Gaza beach bombing that killed four boys was legal, says Israeli army
Israel announced on Thursday that no criminal charges will brought against members of its army responsible for the deadly attack last summer on a Gaza beach that killed four boys from the same family.
Ahed Atef Bakr, 10, Zakariya Ahed Bakr, 10, Mohammad Ramiz Bakr, 11, and Ismail Mahmoud Bakr, 9, were killed on 16 July when Israeli forces shelled a beachfront in the Gaza Strip.
It was one of the defining moments of the 50-day Israeli assault on Gaza, which saw some 2,220 Palestinians killed, mostly civilians, as well as 72 Israelis, who were mostly soldiers.
The boys were killed in full view of a hotel filled with foreign correspondents reporting on the conflict, which led to harrowing first-hand accounts of the attack, one of the most poignant of which came from the Guardian’s Peter Beaumont.
On Thursday, after conducting an internal investigation, Israeli army spokesperson Peter Lerner released a statement on Facebook that said the army had broken no laws by killing the boys.
“After reviewing the investigation's findings, the Military Advocate General found that the attack process in question accorded with Israeli domestic law and international law requirements,” read the statement, which said that the beach the boys were playing hide and seek on had been used by Hamas fighters to launch rockets at Israel.
“At the time that the decision was made, the attack was not, according to the assessment of the operational entities, expected to result in any collateral damage to civilians or to civilian property.
“The Military Advocate General found that the professional discretion exercised by all the commanders involved in the incident had not been unreasonable under the circumstances […] The Military Advocate General ordered that the investigation file be closed without any further legal proceedings – criminal or disciplinary – to be taken against those involved in the incident.”
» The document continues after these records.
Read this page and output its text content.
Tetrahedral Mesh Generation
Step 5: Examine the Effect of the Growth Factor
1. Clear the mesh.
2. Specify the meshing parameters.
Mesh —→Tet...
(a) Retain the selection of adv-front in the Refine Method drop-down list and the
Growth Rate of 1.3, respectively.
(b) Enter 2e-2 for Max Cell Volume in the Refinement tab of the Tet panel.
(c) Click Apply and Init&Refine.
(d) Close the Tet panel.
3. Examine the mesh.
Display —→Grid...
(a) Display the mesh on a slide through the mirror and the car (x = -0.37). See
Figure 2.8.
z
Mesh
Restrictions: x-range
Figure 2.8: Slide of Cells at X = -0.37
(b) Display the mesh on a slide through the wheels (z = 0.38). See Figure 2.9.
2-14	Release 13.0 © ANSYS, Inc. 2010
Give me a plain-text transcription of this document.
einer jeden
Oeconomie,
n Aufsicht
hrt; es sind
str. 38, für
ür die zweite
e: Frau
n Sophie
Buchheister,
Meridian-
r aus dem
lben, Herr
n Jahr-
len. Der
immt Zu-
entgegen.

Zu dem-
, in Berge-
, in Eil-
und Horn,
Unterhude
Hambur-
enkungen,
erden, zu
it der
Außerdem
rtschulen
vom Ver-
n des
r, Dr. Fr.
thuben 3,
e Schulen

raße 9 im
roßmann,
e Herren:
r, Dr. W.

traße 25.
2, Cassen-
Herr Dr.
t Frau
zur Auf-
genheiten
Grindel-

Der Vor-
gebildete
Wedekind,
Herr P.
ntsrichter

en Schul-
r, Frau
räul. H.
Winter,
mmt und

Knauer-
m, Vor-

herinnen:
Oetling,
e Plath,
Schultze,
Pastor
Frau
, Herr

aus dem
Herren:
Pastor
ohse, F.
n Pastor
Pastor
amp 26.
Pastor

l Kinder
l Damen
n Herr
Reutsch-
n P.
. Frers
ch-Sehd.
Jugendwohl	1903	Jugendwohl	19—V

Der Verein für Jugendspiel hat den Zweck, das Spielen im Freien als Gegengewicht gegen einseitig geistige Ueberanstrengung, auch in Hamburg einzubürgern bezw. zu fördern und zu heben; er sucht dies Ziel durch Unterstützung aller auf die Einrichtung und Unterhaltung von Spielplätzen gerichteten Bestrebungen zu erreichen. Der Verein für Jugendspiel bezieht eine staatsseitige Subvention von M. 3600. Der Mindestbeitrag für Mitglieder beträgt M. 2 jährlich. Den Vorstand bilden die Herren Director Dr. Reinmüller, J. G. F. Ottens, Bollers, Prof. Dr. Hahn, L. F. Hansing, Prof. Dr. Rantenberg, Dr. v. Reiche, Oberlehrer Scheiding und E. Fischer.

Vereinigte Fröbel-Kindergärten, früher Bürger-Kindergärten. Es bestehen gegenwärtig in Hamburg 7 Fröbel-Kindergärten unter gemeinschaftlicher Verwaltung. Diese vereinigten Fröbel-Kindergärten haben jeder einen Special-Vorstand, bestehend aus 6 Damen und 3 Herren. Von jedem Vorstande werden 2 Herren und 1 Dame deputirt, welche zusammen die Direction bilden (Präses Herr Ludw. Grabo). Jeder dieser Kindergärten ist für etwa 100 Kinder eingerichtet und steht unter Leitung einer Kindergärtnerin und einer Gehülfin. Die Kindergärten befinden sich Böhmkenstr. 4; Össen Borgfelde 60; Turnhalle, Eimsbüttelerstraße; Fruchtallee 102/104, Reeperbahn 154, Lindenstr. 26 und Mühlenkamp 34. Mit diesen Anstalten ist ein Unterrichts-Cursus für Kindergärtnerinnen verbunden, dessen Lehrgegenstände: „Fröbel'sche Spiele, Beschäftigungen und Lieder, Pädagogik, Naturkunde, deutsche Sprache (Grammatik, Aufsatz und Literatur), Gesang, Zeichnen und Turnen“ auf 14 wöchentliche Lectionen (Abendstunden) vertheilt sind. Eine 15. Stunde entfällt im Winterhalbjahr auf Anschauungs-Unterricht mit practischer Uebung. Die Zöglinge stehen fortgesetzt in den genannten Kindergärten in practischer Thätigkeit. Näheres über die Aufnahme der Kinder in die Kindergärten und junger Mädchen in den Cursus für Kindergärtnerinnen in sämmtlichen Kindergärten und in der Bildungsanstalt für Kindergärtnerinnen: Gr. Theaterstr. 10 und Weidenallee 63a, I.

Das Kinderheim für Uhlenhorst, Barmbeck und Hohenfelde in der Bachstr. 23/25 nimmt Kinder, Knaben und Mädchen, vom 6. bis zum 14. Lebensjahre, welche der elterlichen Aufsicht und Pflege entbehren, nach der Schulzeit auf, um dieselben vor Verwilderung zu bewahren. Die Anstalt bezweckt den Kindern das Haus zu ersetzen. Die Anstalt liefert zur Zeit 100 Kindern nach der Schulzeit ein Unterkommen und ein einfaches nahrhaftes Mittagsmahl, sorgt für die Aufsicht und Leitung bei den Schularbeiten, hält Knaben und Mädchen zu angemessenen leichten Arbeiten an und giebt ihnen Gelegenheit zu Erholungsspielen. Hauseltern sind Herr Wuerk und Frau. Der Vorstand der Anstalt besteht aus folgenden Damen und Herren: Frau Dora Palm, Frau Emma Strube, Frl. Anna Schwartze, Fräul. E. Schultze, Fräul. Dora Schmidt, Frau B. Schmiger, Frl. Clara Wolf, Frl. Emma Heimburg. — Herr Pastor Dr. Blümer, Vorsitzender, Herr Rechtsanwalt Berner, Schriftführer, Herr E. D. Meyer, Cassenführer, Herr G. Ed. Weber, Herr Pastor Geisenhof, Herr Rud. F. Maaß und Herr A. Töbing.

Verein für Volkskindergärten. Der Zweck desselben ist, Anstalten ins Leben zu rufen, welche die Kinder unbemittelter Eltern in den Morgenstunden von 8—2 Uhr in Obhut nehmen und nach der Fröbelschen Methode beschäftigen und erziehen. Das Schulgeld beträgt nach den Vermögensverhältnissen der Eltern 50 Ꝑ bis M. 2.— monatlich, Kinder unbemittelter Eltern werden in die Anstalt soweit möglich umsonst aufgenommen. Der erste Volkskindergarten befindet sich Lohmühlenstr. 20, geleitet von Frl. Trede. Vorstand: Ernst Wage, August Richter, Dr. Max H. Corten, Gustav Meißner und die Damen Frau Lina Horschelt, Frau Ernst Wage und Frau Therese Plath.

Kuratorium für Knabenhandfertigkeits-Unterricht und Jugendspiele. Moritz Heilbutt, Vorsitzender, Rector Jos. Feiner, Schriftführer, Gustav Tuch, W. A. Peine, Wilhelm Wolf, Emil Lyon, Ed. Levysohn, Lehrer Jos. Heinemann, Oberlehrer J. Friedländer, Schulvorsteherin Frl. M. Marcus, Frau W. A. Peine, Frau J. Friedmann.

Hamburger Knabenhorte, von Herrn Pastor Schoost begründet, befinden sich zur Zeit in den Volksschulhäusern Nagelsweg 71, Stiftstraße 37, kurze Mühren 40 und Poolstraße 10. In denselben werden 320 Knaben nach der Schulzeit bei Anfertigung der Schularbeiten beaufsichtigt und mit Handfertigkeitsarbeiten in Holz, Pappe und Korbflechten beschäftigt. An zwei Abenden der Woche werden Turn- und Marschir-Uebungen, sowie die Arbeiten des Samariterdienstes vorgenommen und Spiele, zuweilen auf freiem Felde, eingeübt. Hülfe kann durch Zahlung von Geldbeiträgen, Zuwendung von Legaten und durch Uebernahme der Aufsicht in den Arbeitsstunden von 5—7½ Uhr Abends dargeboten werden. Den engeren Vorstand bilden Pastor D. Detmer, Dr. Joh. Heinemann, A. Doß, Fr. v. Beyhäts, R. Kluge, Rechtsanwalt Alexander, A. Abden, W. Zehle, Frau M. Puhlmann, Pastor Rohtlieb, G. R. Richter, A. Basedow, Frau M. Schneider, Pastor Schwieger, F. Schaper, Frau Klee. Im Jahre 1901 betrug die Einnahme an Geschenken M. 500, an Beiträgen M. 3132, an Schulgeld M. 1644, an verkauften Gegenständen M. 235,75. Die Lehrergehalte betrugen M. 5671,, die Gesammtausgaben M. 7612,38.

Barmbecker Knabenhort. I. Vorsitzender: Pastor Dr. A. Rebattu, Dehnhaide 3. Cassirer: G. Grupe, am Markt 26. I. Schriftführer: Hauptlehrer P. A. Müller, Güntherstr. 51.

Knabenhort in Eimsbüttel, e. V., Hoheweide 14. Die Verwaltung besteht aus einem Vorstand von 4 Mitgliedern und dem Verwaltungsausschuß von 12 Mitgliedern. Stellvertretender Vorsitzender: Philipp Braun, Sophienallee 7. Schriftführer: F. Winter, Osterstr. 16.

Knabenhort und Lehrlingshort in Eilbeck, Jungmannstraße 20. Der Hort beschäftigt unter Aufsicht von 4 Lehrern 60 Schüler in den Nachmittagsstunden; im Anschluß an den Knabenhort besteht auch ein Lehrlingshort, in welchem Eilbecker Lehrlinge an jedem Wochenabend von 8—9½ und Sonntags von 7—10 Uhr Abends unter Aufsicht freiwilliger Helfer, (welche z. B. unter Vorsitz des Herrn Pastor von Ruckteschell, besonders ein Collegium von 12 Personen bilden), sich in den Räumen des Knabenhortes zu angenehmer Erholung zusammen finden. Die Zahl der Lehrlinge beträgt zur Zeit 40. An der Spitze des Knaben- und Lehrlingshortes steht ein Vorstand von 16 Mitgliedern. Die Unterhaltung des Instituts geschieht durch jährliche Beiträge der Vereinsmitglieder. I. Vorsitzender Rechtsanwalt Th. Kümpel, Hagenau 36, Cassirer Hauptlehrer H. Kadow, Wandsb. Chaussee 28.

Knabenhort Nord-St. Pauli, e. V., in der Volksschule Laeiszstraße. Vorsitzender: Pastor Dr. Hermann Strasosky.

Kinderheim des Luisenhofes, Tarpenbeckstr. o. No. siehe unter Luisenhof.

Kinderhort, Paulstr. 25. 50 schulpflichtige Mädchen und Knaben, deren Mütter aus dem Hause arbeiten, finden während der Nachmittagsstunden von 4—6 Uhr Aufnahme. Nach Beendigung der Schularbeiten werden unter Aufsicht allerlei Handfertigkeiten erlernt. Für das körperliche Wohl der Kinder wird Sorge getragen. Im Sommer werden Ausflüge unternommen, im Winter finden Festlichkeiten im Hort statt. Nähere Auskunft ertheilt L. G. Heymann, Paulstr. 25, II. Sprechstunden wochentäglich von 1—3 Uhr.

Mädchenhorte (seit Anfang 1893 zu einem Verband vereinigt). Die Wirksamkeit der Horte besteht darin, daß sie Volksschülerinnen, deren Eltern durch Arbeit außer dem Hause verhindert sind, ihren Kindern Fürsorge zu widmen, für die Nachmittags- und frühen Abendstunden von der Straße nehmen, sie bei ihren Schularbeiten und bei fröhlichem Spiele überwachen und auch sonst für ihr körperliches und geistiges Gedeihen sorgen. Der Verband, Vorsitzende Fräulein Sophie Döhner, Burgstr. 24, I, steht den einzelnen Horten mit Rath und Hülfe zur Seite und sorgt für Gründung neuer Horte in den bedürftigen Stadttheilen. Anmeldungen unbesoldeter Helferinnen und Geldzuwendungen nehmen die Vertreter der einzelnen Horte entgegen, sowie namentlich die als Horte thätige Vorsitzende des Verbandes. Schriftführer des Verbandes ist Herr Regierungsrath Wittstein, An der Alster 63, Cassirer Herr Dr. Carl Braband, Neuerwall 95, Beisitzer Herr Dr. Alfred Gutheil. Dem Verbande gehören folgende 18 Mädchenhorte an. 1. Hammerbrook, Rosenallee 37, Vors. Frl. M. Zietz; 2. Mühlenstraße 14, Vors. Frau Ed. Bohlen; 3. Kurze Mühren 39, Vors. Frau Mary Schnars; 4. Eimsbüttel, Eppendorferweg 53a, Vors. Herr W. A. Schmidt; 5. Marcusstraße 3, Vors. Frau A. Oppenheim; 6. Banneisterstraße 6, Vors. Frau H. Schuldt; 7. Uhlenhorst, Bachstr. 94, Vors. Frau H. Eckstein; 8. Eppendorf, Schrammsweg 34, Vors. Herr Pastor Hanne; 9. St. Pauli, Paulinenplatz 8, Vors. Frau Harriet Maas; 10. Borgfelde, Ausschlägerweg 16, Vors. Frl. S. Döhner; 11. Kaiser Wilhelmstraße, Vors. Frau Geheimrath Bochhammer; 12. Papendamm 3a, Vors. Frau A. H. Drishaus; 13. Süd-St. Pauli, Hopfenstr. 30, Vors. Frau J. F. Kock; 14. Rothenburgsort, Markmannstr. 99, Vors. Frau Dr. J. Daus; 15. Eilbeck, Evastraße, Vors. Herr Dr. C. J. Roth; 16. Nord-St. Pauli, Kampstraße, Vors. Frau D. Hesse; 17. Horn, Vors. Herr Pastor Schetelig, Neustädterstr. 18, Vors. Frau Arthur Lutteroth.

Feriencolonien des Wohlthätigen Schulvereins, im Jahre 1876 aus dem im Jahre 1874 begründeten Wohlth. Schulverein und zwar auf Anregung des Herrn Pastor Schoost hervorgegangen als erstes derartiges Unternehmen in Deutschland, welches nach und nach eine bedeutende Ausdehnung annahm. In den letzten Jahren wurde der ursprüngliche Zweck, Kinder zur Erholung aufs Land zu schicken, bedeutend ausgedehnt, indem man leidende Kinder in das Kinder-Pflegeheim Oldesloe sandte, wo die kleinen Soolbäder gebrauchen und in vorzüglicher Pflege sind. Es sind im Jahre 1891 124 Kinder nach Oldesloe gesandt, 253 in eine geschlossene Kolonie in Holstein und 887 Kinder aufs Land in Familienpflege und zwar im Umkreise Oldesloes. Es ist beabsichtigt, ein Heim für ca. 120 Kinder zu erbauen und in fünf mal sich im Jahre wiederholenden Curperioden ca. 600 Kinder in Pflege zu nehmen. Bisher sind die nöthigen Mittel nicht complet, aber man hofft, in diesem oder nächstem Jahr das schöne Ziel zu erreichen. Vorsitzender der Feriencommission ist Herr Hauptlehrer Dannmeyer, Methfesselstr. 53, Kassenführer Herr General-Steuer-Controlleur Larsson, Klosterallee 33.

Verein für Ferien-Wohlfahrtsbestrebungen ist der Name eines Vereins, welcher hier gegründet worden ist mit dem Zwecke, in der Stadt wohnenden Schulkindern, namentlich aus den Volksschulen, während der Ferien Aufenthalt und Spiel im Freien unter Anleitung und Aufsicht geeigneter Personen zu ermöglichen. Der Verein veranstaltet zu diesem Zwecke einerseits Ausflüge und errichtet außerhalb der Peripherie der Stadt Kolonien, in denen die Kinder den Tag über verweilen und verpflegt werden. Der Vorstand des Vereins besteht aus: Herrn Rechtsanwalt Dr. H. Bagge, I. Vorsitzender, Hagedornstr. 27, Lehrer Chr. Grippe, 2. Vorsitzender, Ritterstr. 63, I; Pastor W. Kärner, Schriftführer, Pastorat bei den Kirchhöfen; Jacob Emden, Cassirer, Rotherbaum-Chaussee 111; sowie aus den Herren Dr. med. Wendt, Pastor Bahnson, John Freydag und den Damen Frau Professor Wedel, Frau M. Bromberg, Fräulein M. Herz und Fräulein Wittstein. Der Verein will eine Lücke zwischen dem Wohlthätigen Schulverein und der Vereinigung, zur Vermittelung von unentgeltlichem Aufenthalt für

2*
Defence for Children International - Palestine (DCIP) was alarmed by the growing number of Israeli killings of Palestinian children during the Gaza offensive.
DCIP's executive director, Rifat Kassis, said at the time of the attack: "Israeli forces continue to target and kill children and civilians on a daily basis, making Israeli military statements claiming that these deaths are tragic mistakes simply meaningless."
The incident is among those likely to be presented by Palestinians to the International Criminal Court as evidence of alleged Israeli war crimes.
But the Israeli military has expressed confidence that its own internal probes will be sufficient to head off action by the Hague-based court.
Thursday night's statement said the military was also closing the files on the 21 July air raid on a residential tower block in central Gaza City, in which it said 15 people were killed, and a 29 July strike on the southern town of Khan Younis which took the lives of several members of the same family.
It said that military authorities had ordered criminal investigations into the deaths of nine people in an attack on a Khan Younis cafe on 9 July and into other allegations of abusing a detainee and unlawfully firing at a medical clinic.
It also said charges were filed over alleged looting of Palestinian property by Israeli soldiers.